Grupo Movasse trabalha a dança contemporânea através da independência e afinidade artística, sem abrir mão do incentivo de editais

Por Ive Andrade

Formado há apenas três anos, o grupo Movasse foi idealizado por quatro bailarinos que uniram suas afinidades com o desejo de atuar em um espaço independente e “um coletivo de criação em dança com um trânsito livre de pessoas e ideias”, como eles mesmos definem. Apesar de virem de diferentes lugares do Brasil, seus destinos se cruzaram na companhia Primeiro Ato, onde trabalharam durante diversos anos.
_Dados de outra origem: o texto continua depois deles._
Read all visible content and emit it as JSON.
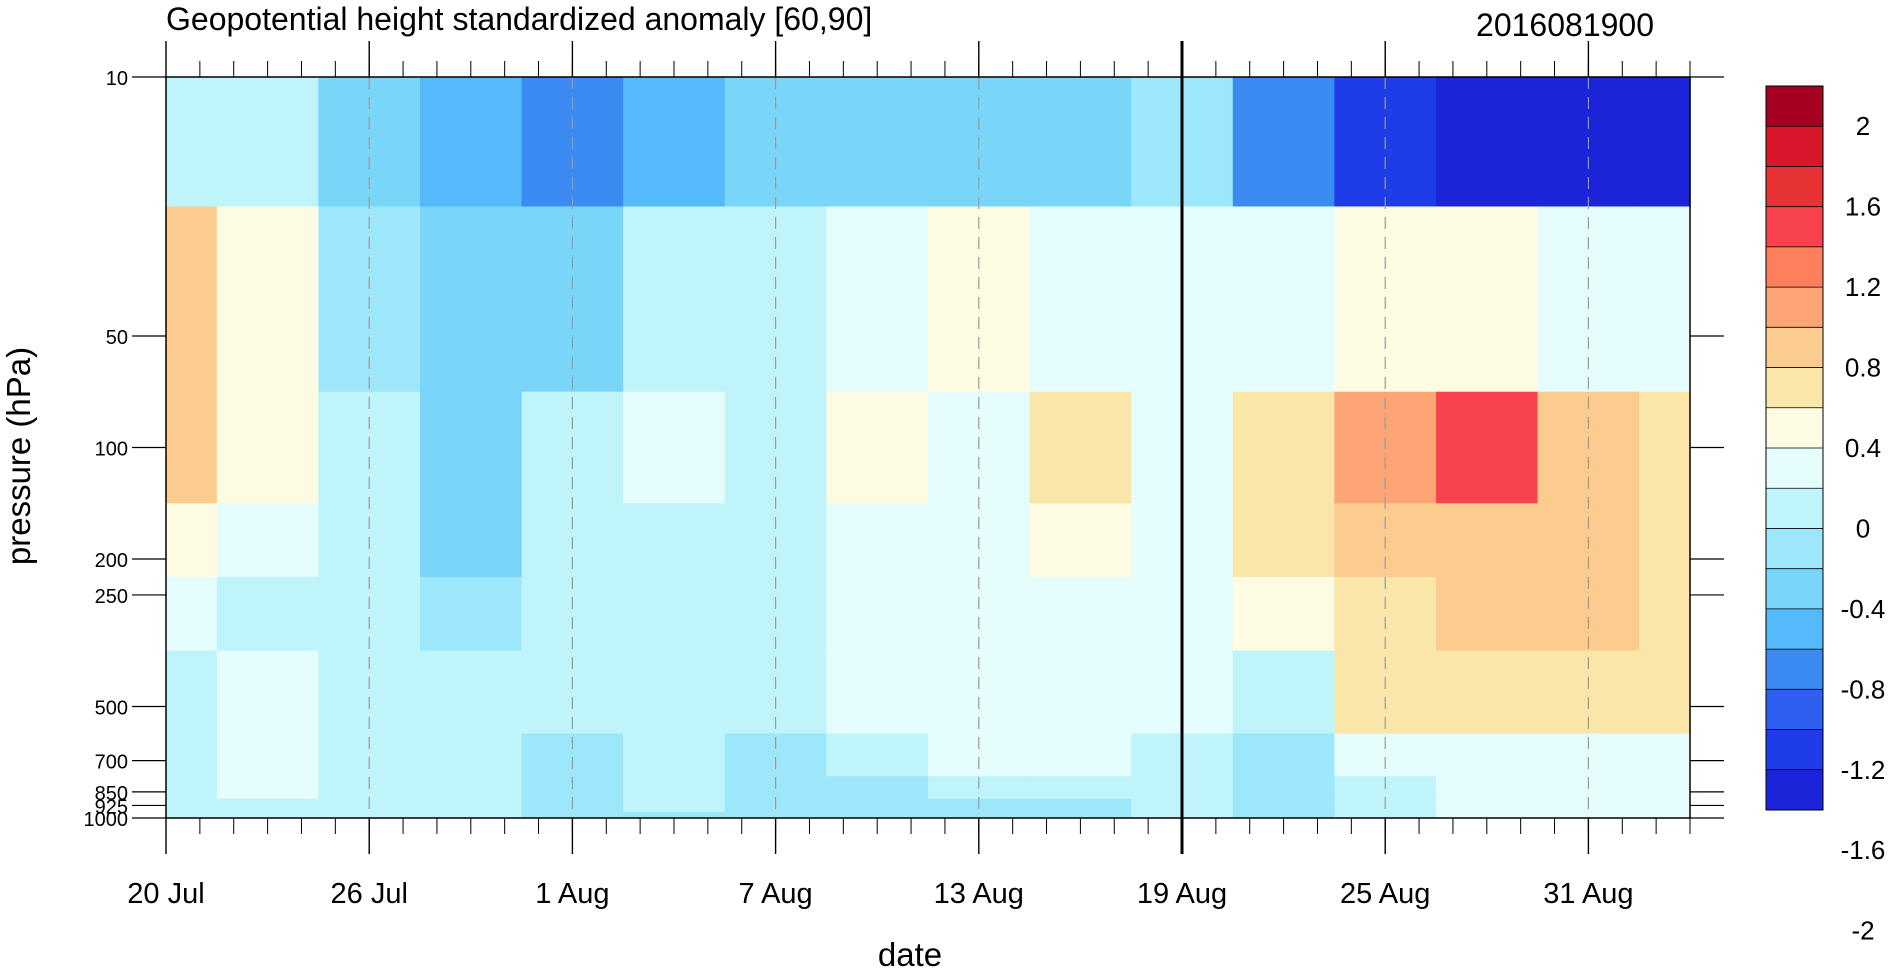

Em 2006, o paraibano Carlos Arão, a pernambucana Andréa Anhaia e os mineiros Ester França e Fábio Dornas já estavam fora da conceituada companhia e decidiram enfrentar o desafio de ter sua própria. Então, em Belo Horizonte, surgiu o Movasse.
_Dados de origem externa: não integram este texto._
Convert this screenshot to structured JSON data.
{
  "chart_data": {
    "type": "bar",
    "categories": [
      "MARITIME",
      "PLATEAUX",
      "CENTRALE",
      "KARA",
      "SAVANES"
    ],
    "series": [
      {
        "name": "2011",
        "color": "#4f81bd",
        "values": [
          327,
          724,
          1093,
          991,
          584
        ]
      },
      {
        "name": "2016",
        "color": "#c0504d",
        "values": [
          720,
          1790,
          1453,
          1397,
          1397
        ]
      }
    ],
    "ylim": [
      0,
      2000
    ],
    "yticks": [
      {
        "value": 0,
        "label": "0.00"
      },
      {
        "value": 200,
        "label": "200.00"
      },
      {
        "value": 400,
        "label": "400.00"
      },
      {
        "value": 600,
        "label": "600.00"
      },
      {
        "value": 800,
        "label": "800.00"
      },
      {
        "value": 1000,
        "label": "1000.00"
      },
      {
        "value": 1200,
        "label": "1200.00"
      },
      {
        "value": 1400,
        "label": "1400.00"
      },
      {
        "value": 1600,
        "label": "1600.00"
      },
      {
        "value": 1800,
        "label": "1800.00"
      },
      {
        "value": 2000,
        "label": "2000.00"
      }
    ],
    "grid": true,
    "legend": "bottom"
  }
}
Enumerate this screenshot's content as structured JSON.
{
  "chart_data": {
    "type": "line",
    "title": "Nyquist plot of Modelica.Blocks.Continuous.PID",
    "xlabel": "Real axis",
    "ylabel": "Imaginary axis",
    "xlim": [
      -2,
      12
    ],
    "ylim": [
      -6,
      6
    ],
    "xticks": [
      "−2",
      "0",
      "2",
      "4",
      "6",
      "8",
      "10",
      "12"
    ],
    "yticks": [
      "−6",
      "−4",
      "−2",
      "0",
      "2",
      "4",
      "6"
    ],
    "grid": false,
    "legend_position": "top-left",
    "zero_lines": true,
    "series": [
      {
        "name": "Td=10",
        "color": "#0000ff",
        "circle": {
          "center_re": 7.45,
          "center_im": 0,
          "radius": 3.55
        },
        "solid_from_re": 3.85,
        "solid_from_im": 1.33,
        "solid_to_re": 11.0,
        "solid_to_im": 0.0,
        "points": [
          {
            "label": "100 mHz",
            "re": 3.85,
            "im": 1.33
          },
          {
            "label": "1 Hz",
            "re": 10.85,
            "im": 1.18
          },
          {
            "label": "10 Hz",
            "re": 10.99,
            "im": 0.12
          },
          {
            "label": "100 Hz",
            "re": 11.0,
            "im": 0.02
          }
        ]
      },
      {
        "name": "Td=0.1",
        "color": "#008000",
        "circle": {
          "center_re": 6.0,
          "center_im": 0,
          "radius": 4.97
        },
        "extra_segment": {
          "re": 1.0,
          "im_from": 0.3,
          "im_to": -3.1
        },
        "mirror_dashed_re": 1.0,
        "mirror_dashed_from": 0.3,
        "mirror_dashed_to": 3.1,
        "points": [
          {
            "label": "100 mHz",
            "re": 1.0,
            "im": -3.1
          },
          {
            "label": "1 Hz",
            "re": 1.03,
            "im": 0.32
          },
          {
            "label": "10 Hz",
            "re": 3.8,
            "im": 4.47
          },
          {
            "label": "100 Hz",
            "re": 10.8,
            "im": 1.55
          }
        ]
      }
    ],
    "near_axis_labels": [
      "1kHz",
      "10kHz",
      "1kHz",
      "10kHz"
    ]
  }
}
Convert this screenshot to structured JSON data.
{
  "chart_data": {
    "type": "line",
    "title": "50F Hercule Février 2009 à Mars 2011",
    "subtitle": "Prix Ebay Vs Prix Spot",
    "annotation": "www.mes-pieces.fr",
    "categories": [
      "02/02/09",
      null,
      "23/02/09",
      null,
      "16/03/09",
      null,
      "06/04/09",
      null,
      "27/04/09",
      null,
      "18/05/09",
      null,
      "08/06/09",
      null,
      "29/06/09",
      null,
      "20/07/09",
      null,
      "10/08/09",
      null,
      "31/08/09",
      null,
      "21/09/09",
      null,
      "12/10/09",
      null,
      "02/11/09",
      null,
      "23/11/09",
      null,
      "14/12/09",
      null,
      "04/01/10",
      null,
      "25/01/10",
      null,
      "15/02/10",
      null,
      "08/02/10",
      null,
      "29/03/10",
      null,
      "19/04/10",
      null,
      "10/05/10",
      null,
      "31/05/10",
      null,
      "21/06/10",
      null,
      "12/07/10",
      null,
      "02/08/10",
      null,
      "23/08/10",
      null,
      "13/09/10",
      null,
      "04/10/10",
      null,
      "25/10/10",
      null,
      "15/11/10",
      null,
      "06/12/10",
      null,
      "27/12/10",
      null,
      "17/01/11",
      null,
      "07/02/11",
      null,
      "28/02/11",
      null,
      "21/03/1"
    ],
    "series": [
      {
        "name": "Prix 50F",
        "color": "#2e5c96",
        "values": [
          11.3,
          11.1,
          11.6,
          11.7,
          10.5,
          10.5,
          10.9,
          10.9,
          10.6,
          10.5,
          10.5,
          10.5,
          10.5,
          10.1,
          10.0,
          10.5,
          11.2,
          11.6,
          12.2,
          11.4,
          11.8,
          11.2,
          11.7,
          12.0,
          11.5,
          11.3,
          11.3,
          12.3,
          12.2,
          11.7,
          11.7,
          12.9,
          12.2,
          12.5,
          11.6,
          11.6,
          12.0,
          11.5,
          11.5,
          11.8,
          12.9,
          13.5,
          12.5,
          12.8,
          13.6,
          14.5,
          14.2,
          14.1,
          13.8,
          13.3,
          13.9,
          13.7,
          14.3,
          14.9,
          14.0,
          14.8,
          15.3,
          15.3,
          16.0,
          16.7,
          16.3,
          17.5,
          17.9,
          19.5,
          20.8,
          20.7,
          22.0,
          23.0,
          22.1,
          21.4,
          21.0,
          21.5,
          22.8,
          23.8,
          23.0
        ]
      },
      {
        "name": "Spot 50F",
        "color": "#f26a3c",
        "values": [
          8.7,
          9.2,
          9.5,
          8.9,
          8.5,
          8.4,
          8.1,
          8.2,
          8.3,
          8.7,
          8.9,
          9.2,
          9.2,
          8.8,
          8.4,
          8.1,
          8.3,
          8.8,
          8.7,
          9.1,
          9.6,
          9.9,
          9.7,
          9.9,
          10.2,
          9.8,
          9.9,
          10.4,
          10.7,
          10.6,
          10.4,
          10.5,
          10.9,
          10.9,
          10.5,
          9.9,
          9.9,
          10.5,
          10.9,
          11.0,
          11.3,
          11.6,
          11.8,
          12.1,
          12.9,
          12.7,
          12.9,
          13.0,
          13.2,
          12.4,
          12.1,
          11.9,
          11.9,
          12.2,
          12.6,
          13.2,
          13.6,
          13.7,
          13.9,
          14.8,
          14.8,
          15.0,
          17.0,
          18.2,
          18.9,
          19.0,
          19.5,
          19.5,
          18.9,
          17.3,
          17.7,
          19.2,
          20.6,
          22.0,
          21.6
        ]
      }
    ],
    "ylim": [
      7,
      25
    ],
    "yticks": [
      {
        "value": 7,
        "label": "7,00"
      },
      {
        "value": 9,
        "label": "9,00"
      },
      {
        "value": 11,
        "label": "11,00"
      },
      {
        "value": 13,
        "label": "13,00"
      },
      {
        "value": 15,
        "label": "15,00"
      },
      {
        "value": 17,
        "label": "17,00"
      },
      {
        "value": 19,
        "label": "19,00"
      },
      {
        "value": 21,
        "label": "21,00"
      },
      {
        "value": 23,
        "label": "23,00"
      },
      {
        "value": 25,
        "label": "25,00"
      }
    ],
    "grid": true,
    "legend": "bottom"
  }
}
“Desenvolvemos nossas afinidades artísticas no Grupo de Dança Primeiro Ato. Criamos o Movasse para termos ter um coletivo onde trabalharíamos juntos, mas com uma certa independência”, conceitua Andréa Anhaia. A ideia dos bailarinos era ter a oportunidade de criar livremente e continuar a trabalhar em conjunto. “Gostamos de criar juntos. A afinidade entre nós é muito grande. Só que somos muito diferentes e a gente se complementa”, explica outra fundadora, Ester França.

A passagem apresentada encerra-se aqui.